Covering the Cup on and off the pitch

Originally published in Post Magazine and Post Online - June 2014

Ahead of the 2014 Football World Cup, Sportscover Europe Business Development Director Paul Thomas looks at the variety of insurance risks facing the competition.

By Paul Thomas, Business Development Director at Sportscover Europe

June, 2014

The FIFA 2014 Football World Cup kicks off on the 12th June, bringing together 32 teams and fans from around the world “All in one rhythm”, as the organiser’s advertising slogan says, revelling in a festival of sea, sun and Caiprinha cocktails.

Most sports fans are looking forward to this particular football World Cup, which takes place in what many would describe as their second favourite footballing nation behind their own. International risk and insurance companies will be particularly interested in events in Brazil, as they will have provided billions of dollars' worth of coverage for the month-long carnival of football. The event promises to be engrossing or even “espectacular”, as they say in Brazil, so what could possibly go wrong? The answer, of course, is plenty.

Only two things in life are certain: death and England getting knocked out of the World Cup on penalties in the second round (with the bullish assumption that England negotiate the Group stage), but the insurance community won’t know for certain what its final liability for the event is until the last fans and players land back in their home country – and maybe not even then.

From TV screens going blank during the game, to travel problems, terrorist attacks and freak weather conditions, the Lloyd’s and London insurance markets play a key role when it comes to managing the risks of big tournaments.

This summer’s tournament will carry its own particular risks. Not everyone in Brazil is football mad. There have already been huge local protests against the World Cup investment in infrastructure at the expense, allegedly, of the Brazilian population.

It was reported in April this year that human rights campaigners had sounded the alarm about proposed Brazilian anti-terrorism legislation that they fear will be used to crack down on legal protests during the event. The government for its part says that it needs the new law before the tournament because the event could be a target for “violent extremists” – a statement that will clearly alarm Sports and Political Risks Underwriters alike.

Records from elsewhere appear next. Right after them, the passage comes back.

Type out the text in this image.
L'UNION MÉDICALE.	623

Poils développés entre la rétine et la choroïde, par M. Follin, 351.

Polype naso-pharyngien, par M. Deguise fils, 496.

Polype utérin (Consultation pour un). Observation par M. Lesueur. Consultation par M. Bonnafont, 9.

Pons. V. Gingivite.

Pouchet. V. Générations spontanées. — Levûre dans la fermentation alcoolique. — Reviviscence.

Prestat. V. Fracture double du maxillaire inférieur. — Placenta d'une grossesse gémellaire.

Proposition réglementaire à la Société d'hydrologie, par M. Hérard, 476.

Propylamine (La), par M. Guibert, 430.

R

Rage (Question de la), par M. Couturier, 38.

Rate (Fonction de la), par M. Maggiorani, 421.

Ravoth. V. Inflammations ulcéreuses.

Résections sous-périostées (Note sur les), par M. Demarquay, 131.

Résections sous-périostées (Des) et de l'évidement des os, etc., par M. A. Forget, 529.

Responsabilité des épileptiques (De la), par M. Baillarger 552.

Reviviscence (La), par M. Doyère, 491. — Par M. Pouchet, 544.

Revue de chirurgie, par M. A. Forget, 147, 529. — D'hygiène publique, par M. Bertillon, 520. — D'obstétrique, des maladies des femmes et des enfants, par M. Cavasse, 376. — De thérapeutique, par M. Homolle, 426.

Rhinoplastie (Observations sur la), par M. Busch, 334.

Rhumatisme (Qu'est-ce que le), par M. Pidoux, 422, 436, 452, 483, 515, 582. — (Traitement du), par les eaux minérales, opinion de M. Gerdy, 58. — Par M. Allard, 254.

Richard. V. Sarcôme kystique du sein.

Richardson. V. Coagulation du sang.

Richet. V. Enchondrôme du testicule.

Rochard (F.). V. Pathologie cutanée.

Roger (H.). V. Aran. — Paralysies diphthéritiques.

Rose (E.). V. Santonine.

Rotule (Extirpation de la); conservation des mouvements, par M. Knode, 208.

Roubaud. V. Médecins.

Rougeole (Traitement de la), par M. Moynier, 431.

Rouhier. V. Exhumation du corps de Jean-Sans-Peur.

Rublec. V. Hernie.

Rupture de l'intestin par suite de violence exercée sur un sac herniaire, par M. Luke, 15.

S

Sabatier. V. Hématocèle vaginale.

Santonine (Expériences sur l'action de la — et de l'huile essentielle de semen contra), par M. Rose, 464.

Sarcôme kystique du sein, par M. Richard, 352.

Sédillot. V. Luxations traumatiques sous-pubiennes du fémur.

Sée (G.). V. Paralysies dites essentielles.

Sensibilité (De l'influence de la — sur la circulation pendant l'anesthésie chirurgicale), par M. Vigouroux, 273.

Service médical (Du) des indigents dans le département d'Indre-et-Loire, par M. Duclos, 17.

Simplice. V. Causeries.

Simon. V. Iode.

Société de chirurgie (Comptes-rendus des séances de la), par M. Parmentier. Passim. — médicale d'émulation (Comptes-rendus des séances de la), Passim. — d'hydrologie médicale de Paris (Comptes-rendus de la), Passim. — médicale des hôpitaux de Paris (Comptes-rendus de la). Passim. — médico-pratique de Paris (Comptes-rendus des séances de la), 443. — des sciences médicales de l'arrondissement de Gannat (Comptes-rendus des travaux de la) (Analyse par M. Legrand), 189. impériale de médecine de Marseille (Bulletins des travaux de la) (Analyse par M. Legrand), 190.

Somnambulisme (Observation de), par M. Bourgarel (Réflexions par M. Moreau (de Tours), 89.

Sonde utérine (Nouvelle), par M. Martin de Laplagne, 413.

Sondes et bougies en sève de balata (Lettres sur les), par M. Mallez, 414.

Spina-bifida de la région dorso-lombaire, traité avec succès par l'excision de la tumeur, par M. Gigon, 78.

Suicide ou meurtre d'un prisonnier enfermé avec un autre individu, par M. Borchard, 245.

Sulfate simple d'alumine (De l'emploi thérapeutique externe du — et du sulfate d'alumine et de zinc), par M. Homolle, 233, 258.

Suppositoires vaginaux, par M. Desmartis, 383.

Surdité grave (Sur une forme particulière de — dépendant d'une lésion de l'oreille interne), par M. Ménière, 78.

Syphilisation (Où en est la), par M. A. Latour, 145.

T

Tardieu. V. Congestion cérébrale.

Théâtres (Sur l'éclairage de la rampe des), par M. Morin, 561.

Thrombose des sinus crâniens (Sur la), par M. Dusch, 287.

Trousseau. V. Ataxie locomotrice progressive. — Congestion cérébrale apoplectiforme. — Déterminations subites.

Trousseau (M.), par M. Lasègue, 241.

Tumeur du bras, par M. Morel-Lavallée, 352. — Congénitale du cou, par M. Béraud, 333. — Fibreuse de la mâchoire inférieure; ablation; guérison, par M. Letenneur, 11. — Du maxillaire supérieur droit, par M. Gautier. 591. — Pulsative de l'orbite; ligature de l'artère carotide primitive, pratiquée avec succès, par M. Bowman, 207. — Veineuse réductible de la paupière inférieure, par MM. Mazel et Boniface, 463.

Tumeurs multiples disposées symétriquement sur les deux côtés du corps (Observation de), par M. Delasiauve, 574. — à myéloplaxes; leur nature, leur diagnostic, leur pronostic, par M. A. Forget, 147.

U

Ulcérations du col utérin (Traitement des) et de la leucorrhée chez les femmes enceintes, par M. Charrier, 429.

The heat factor will be another concern – as has already been reported for the Qatar 2022 tournament - for insurers as it could add to the risk for both players and spectators. When previous World Cups were played in Brazil, games were scheduled for cooler evenings and players were given time to acclimatise, however, the England team have been drawn to play its first match in Manaus, where temperatures are usually above 30C and the humidity saps strength. The potential for heat stroke for fans and players alike are clear.

Parent clubs or National Associations typically buy personal accident insurance to cover costs should a player become temporarily injured, permanently disabled or die in an accident, and players also can buy insurance to cover loss of income if they suffer a career ending injury. In the UK this is unlikely to arise as a result of heat stroke but insurers will be offering advice to fans to be aware in Brazil – particularly when drinking alcohol – and the same goes for the England players!

Because football is no longer just about football, competitions and offers will also be taking place in practically every nation on the planet, and when it comes to contingency insurance, there is a vast range of potential coverage. Competitions, offers, prizes, sponsorship, broadcast rights - all companies with financial stakes will need insurance coverage. There will be many organizations with a financial interest in this year’s tournament taking out insurance cover to protect against cancellation or other types of disruption.

Remember this summer, as the last England penalty sails sadly over the crossbar no doubt into a glorious Brazilian sunset that the UK insurance market still leads the way in insuring the globe’s sporting events large or small, conventional or unconventional. This year’s World Cup will be no exception. All events, whether it’s the smallest school fete or a major international sporting event present their own risks and liabilities and this is one discipline I am pleased to say in which the UK excels.